Automated Methods for Checking Differential Privacy
Published 2019-10-09Version 1
Differential privacy is a de facto standard for statistical computations over databases that contain private data. The strength of differential privacy lies in a rigorous mathematical definition that guarantees individual privacy and yet allows for accurate statistical results. Thanks to its mathematical definition, differential privacy is also a natural target for formal analysis. A broad line of work uses logical methods for proving privacy. However, these methods are not complete, and only partially automated. A recent and complementary line of work uses statistical methods for finding privacy violations. However, the methods only provide statistical guarantees (but no proofs). We propose the first decision procedure for checking the differential privacy of a non-trivial class of probabilistic computations. Our procedure takes as input a program P parametrized by a privacy budget $\epsilon$, and either proves differential privacy for all possible values of $\epsilon$ or generates a counterexample.

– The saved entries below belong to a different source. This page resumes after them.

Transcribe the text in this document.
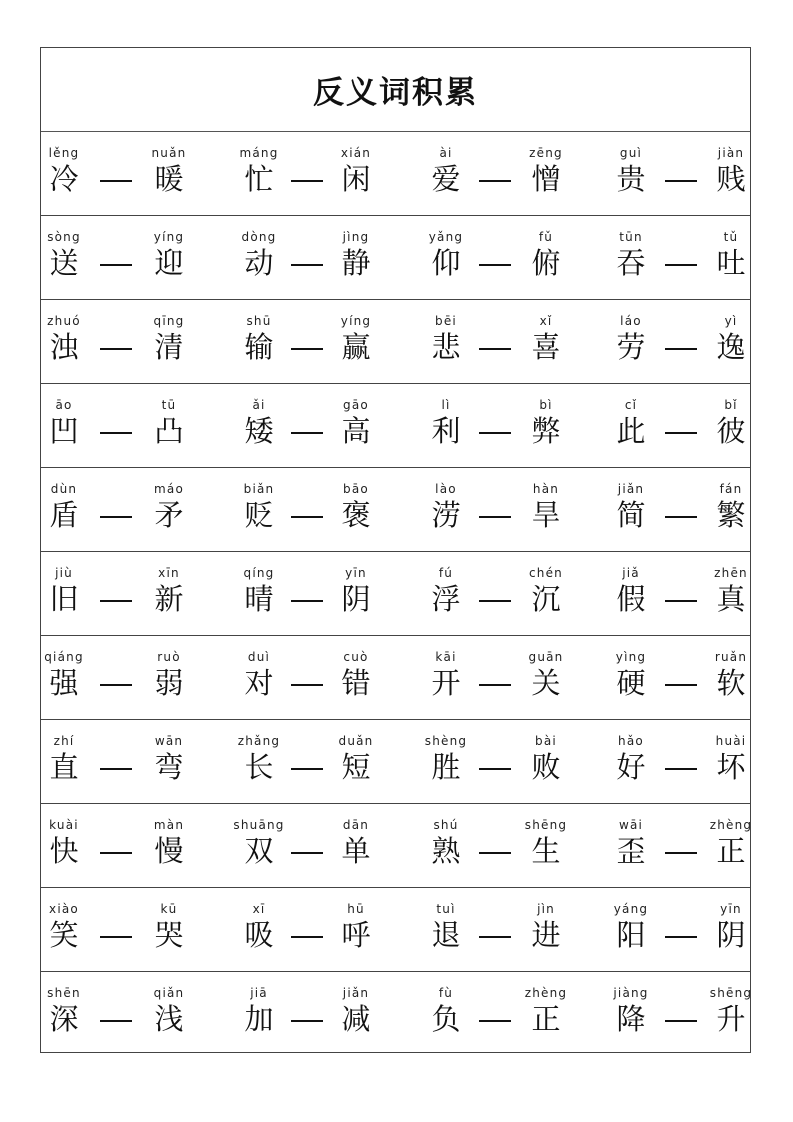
反义词积累
lěng
冷
nuǎn
暖
máng
忙
xián
闲
ài
爱
zēng
憎
guì
贵
jiàn
贱
sòng
送
yíng
迎
dòng
动
jìng
静
yǎng
仰
fǔ
俯
tūn
吞
tǔ
吐
zhuó
浊
qīng
清
shū
输
yíng
赢
bēi
悲
xǐ
喜
láo
劳
yì
逸
āo
凹
tū
凸
ǎi
矮
gāo
高
lì
利
bì
弊
cǐ
此
bǐ
彼
dùn
盾
máo
矛
biǎn
贬
bāo
褒
lào
涝
hàn
旱
jiǎn
简
fán
繁
jiù
旧
xīn
新
qíng
晴
yīn
阴
fú
浮
chén
沉
jiǎ
假
zhēn
真
qiáng
强
ruò
弱
duì
对
cuò
错
kāi
开
guān
关
yìng
硬
ruǎn
软
zhí
直
wān
弯
zhǎng
长
duǎn
短
shèng
胜
bài
败
hǎo
好
huài
坏
kuài
快
màn
慢
shuāng
双
dān
单
shú
熟
shēng
生
wāi
歪
zhèng
正
xiào
笑
kū
哭
xī
吸
hū
呼
tuì
退
jìn
进
yáng
阳
yīn
阴
shēn
深
qiǎn
浅
jiā
加
jiǎn
减
fù
负
zhèng
正
jiàng
降
shēng
升
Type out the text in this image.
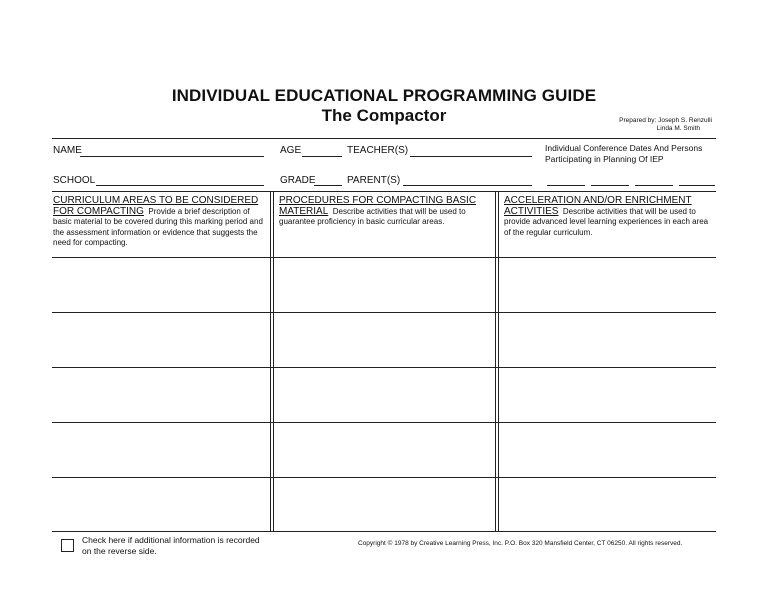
INDIVIDUAL EDUCATIONAL PROGRAMMING GUIDE
The Compactor	Prepared by: Joseph S. Renzulli
Linda M. Smith
NAME	AGE	TEACHER(S)	Individual Conference Dates And Persons
Participating in Planning Of IEP
SCHOOL	GRADE	PARENT(S)
CURRICULUM AREAS TO BE CONSIDERED
FOR COMPACTING Provide a brief description of basic material to be covered during this marking period and the assessment information or evidence that suggests the need for compacting.
PROCEDURES FOR COMPACTING BASIC
MATERIAL Describe activities that will be used to guarantee proficiency in basic curricular areas.
ACCELERATION AND/OR ENRICHMENT
ACTIVITIES Describe activities that will be used to provide advanced level learning experiences in each area of the regular curriculum.
Check here if additional information is recorded
on the reverse side.
Copyright © 1978 by Creative Learning Press, Inc. P.O. Box 320 Mansfield Center, CT 06250. All rights reserved.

In addition, our procedure applies both to $\epsilon$-differential privacy and $(\epsilon,\delta)$-differential privacy. Technically, the decision procedure is based on a novel and judicious encoding of the semantics of programs in our class into a decidable fragment of the first-order theory of the reals with exponentiation. We implement our procedure and use it for (dis)proving privacy bounds for many well-known examples, including randomized response, histogram, report noisy max and sparse vector.